Essa nova leitura de Cem anos de solidão ou a leitura em novas perspectivas e parâmetros, deve ser completada por outro estudo em que Seymour Menton aponta-lhe a fonte colombiana no romance de Héctor Rojas Herazo, Respirando el verano (1962), "crônica de uma família, abarcando pelo menos cem anos, num povoado tropical na costa norte da Colômbia (Caminata por la narrativa latinoamericana. México: Universidad Veracruzana/ Fondo de Cultura Econômica, 2002). Os dois romances se identificam "na caracterização dos personagens integrantes das duas famílias, na visão mágico-realista do mundo e no estilo de certas passagens, ainda que o estilo geral das duas obras seja diferente". Se não pode haver a menor dúvida quanto à influência de Respirando el verano sobre a composição de Cem anos de solidão, escreve ainda Seymour Menton, "uma comparação global dos dois livros reafirma a maior complexidade e a enorme riqueza da obra de García Marquez. Enquanto Cem anos de solidão é a crônica do povoado de Macondo tanto como dos Buendía, Respirando el verano apresenta a família de Celia quase num vácuo social." É impressionante nos dois romances o paralelismo dos personagens: Celia antecipa-se a Úrsula Buendía como eixo da família e na sua identificação com a casa, e assim por diante.

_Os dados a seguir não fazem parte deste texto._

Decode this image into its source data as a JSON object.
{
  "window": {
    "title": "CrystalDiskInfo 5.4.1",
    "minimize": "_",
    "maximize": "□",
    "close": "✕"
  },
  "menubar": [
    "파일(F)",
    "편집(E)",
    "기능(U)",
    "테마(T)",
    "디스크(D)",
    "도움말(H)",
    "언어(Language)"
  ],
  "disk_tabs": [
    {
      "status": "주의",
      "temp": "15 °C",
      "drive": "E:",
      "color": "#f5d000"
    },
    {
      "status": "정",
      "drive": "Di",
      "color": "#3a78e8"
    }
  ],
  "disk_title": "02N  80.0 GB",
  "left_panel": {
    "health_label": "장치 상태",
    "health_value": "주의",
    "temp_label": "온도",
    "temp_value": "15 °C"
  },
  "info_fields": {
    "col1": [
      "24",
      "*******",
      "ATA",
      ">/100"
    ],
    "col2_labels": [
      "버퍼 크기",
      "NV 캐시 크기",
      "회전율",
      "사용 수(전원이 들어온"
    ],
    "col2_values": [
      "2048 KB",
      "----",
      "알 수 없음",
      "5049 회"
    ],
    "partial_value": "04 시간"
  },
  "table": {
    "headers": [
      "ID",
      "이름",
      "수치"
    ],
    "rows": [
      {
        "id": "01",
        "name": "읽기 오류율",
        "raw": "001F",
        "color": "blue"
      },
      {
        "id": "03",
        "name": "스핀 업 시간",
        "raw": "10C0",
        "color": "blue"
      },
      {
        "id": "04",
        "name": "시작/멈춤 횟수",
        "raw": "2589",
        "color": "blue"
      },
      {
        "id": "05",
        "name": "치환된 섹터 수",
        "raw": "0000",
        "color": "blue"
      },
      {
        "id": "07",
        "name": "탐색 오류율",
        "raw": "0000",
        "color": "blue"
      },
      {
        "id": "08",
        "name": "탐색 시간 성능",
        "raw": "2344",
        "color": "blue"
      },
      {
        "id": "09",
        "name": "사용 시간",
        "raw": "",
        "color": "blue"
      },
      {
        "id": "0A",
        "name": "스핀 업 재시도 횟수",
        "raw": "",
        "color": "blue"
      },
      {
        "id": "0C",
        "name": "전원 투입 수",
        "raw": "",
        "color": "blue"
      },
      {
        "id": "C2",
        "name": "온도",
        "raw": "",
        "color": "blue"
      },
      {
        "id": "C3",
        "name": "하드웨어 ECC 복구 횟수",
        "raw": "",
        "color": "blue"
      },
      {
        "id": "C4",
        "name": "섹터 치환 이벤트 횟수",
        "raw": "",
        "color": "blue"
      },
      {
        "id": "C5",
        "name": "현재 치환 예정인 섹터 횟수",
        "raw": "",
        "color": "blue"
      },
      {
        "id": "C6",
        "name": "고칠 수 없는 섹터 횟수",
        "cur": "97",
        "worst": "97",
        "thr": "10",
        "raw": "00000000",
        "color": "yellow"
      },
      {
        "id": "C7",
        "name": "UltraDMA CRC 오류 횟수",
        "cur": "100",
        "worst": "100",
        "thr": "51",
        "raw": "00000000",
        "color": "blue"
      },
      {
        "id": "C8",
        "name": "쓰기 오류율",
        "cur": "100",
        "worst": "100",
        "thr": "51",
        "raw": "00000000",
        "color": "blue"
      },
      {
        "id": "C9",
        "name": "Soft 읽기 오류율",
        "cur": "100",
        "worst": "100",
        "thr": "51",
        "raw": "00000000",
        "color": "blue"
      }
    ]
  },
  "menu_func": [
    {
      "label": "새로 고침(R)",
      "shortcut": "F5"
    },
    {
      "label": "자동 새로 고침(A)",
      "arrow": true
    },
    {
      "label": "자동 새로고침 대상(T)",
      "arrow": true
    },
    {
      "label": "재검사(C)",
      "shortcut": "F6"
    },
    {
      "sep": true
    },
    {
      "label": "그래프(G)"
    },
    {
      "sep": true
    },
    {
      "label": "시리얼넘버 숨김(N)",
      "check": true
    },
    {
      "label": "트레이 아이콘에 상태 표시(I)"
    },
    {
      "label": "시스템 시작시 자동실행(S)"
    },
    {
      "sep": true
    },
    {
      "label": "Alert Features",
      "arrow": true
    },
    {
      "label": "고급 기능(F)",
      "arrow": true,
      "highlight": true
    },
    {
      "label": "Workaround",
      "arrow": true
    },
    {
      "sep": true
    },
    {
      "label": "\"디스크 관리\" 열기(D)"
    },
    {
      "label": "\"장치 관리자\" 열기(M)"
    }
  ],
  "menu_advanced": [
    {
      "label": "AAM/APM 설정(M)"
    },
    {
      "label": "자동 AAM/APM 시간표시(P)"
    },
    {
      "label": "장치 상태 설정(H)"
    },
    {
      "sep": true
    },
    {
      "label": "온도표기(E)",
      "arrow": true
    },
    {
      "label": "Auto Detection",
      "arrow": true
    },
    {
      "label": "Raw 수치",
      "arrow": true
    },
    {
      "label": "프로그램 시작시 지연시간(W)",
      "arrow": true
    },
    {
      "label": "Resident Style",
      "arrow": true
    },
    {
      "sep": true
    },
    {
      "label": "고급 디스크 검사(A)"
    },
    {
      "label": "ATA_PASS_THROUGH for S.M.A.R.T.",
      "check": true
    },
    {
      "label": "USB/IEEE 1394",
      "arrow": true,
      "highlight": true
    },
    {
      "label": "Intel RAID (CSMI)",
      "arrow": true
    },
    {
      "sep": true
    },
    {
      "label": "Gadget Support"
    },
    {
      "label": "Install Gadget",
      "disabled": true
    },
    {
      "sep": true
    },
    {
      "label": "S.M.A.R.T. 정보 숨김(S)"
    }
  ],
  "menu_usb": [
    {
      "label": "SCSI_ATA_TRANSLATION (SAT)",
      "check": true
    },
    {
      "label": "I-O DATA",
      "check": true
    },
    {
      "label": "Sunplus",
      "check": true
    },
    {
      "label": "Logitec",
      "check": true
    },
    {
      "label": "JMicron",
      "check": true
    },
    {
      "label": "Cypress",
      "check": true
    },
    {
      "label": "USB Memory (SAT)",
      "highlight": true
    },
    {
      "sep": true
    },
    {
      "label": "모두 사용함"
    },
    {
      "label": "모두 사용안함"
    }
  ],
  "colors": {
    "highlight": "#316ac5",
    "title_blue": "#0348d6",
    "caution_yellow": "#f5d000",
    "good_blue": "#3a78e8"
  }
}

A influência de Rojas Herazo sobre García Márques parece inegável, assim como é indiscutível a superioridade deste último, porque, conclui Seymour Menton, Respirando el verano "não é um romance de primeira categoria". Apesar disso, "merece ser recuperado do esquecimento por haver contribuído para a criação de certos protagonistas-chave de Macondo".